Russell was an aristocrat (an earl), a logician, a pacifist who went to prison for it in World War I, a public intellectual, a Nobel laureate (for literature, of all things), and the most distinguished English-language philosopher of the early 20th century. With Whitehead he wrote the Principia Mathematica, a heroic three-volume attempt to reduce all of mathematics to logic.
He is one of the founders of analytic philosophy: the conviction that philosophical problems are largely problems of language and logic, and that they can be made tractable by careful logical analysis. His theory of descriptions showed how to handle sentences like "the present king of France is bald" — sentences that seemed to refer to nothing but still looked meaningful. His Russell's paradox broke Frege's logical system on its way to press.

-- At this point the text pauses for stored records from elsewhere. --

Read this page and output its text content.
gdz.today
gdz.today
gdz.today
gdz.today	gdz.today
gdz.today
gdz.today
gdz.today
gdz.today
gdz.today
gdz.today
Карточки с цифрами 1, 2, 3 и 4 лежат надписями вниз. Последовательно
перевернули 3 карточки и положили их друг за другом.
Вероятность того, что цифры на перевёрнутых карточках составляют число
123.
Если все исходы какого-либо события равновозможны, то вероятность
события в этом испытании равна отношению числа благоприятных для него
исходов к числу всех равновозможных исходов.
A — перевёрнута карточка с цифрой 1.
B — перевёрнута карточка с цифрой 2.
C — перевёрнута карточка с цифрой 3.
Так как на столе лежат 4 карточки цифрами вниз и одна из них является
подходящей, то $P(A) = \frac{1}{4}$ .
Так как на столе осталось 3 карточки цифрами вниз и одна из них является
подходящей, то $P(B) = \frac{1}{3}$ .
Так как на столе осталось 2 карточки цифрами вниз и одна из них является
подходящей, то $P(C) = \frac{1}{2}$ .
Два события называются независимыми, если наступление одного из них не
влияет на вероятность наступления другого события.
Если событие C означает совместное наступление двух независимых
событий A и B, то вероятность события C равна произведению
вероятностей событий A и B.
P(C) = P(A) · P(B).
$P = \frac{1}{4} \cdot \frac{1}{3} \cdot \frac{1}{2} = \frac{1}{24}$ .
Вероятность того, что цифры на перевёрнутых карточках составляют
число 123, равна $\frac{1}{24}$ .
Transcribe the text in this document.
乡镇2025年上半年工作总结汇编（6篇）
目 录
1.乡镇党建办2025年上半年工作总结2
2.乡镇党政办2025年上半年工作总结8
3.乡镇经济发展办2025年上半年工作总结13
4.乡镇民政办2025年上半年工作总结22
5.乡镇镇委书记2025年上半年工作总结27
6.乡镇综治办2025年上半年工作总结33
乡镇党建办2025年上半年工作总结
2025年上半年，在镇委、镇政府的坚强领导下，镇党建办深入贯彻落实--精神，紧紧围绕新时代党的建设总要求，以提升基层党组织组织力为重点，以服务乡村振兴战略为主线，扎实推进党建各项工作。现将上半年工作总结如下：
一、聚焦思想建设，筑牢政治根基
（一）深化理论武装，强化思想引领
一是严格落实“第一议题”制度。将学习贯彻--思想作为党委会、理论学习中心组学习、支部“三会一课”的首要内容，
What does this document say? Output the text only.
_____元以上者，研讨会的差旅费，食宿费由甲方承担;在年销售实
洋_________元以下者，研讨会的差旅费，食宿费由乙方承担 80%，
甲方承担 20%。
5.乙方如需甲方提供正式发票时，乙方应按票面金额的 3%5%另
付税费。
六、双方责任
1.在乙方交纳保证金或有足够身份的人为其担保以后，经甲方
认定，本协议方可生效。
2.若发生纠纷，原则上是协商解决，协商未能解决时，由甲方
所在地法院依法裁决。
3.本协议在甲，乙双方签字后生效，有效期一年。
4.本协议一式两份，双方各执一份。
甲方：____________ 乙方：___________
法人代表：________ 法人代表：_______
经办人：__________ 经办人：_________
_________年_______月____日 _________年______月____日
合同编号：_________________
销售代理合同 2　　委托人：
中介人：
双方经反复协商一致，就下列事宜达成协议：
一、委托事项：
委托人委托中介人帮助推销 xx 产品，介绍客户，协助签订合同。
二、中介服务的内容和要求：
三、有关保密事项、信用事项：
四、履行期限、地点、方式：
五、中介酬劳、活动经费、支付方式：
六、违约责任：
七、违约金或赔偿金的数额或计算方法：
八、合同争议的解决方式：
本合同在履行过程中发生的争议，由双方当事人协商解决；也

He lived to be ninety-seven. He marched against nuclear weapons in his eighties. He wrote, popularized, agitated, married four times, scandalized everyone. His History of Western Philosophy — opinionated, wrong about half the time, unfailingly entertaining — has been a generation's first encounter with the subject.
// If you read one thing
The Problems of Philosophy
His own short introduction to philosophy. Two hundred pages. The best place to meet analytic philosophy.